1. A method for optimizing the ride comfort of a sightseeing vehicle based on big data, characterized in that It includes the following steps: S1, Multi-dimensional data collection: Obtain the vibration acceleration data of the sightseeing vehicle through in-vehicle sensors, collect the front road surface image data through cameras, and obtain the passenger heart rate variability data through wearable devices; S2, Multi-source data fusion processing: Extract the frequency-domain features of the vibration acceleration data to obtain the vibration energy distribution spectrum, perform texture segmentation and pothole identification on the road surface image data to generate the road surface roughness matrix, and perform standardization processing on the passenger heart rate variability data to generate the somatosensory discomfort index; S3, Dynamic weight ride comfort evaluation: Input the vibration energy distribution spectrum, the road surface roughness matrix, and the somatosensory discomfort index into a preset fuzzy logic model, dynamically allocate the weights of each parameter according to the current driving scenario, and output the comprehensive ride comfort index; S4, Generation of multi-objective optimization strategy: According to the comprehensive ride comfort index, simultaneously optimize the suspension damping coefficient, the drive motor torque distribution coefficient, and the path planning priority parameters through a genetic algorithm, and generate a multi-parameter collaborative adjustment instruction set; S5, Closed-loop feedback dynamic optimization: Verify the correlation between the real-time collected passenger facial expression data and the somatosensory discomfort index, and correct the weight allocation rule of the fuzzy logic model according to the verification result.

2. The smoothness optimization method of a sightseeing vehicle based on big data according to claim 1, wherein, The S1 includes: S11, Real-time collect the vehicle vibration acceleration data through a triaxial acceleration sensor installed at the center position of the front and rear axles of the vehicle body; S12, Continuously collect the road image frame sequence within 5 meters in front through a wide-angle camera installed at the front of the vehicle head, and identify the rough road surface area using the image texture features and the edge gradient change rate; S13, collect heart rate variability data through a photoplethysmogram device worn on the passenger's wrist, and calculate the body's stress level using heart rate variability metrics Calculate the body's stress level.

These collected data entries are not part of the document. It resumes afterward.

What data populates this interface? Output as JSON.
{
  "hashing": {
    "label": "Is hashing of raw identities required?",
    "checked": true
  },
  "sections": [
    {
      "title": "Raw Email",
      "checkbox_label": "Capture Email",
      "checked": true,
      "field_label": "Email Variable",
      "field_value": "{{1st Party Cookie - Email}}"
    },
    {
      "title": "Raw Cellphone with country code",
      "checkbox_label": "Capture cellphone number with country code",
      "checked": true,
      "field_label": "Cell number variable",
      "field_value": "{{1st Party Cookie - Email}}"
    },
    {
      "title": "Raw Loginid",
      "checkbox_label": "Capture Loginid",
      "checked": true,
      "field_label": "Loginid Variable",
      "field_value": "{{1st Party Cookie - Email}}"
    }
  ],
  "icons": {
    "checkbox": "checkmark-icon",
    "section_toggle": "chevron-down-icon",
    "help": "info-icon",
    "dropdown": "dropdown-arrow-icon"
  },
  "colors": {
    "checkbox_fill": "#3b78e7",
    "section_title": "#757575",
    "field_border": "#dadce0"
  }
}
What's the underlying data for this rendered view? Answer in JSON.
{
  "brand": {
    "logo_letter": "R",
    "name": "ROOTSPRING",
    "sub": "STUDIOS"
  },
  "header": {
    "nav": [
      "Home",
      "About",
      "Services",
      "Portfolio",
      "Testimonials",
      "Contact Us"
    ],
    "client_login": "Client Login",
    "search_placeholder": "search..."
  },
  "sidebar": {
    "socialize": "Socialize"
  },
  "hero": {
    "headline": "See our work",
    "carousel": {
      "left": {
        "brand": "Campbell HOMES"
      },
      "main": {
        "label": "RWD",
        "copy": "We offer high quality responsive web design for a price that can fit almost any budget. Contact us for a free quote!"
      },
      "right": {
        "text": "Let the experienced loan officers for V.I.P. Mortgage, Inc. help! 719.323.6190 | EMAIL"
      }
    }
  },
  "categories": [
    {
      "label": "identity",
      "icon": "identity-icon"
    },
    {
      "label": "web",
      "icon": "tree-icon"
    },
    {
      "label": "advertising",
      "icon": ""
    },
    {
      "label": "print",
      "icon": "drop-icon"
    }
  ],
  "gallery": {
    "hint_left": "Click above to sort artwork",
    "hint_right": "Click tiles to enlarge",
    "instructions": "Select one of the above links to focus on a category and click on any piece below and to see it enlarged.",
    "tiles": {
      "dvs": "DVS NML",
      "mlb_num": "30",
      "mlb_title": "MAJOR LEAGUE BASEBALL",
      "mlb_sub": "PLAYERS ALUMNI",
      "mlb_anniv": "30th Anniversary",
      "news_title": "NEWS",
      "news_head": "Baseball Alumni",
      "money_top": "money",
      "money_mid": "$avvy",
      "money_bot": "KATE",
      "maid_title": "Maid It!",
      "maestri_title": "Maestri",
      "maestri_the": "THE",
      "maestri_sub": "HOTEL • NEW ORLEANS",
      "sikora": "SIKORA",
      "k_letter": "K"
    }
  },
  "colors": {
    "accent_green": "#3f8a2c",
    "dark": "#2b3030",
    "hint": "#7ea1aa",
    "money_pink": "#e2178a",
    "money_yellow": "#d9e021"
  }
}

3. The smoothness optimization method of a sightseeing vehicle based on big data according to claim 2, characterized in that, The S2 includes: S21, Perform a fast Fourier transform on the vibration acceleration data, and extract the frequency-domain features to obtain the vibration energy distribution spectrum; S22, Perform texture segmentation and pothole identification on the collected front road surface image data to generate the road surface roughness matrix, and the road surface roughness matrix is jointly constructed based on the image gradient and the local binary pattern texture features; S23, standardize the heart rate variability index to generate a somatic discomfort index .

4. A method for optimizing the ride comfort of a sightseeing vehicle based on big data according to claim 3, characterized in that, The S3 includes: S31, Input the vibration energy distribution spectrum, the road surface roughness matrix, and the somatosensory discomfort index into the input end of the fuzzy logic model respectively to construct a ternary input variable set; S32, Dynamically allocate the weights of each input variable according to the current driving scenario information by the fuzzy logic rule base to form a normalized weight coefficient set; S33, Calculate and output the comprehensive ride comfort index based on the allocated weight coefficients and the ternary input variables.

5. A method for optimizing the ride comfort of a sightseeing vehicle based on big data according to claim 4, characterized in that, The S4 includes: S41, Optimize variable modeling: Based on the comprehensive ride comfort index , construct a multi-objective optimization model with the suspension damping coefficient , the drive motor torque distribution coefficient and the path planning priority parameter as the optimization variables; S42, Fitness function construction: Based on multi-objective optimization modeling, define the fitness function as the optimization basis for measuring the ride comfort of each parameter combination; S43, Genetic algorithm iterative optimization: Initialize the population and perform iterative search through selection, crossover, and mutation operations, and finally output the optimal parameter combination , and generate a multi-parameter collaborative adjustment instruction set.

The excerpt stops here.